Figure 4. Asynchronous, stochastic nature of Ca²⁺ transients in ICC‐DMP .

A, a single frame of Ca²⁺ fluorescence in several ICC‐DMP within a single FOV during a 15 s recording. Three adjacent cells (coded as red, blue and green regions of interest; ROIs) were selected and ST maps of the average Ca²⁺ fluorescence intensity across the diameter of the cell were constructed.

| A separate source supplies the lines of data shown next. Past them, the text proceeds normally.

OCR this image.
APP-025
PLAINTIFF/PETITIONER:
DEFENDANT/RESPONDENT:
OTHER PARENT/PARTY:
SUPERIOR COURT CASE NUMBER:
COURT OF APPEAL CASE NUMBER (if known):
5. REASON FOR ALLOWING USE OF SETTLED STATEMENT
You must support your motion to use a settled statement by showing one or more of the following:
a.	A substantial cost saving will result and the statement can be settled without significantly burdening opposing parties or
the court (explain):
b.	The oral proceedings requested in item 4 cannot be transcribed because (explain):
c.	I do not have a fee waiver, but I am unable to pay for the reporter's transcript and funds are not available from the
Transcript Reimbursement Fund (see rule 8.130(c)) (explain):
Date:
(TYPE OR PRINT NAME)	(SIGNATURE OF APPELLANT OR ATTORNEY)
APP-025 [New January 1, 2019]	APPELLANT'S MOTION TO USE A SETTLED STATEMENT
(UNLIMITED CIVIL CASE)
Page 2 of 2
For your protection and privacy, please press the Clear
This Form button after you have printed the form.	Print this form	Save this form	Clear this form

ST maps from each cell were colour coded to correspond to the red, blue and green cells and combined into a summed ST map in B. Coincidence of intracellular Ca²⁺ transients (at 90° to each other), coded as yellow, cyan and magenta areas, was minimal (i.e. less than 7.25%), indicating little spatial or temporal synchronization of Ca²⁺ transients in adjacent cells. C, prevalence and location of all Ca²⁺ transient particles (see Methods) in ICC‐DMP within a FOV displayed as a heat map. D, Ca²⁺ transient firing sites were used to evaluate the coincidence of all Ca²⁺ events in ICC‐DMP within the FOV. E, the separation angle and distance between Ca²⁺ events in ICC‐DMP was measured and plotted, demonstrating that Ca²⁺ transients in single cells have a greater possibility of being coincident than events in adjacent cells (angles other than ∼0°). F, frequency histogram of the coincidence of Ca²⁺ transients is plotted in E.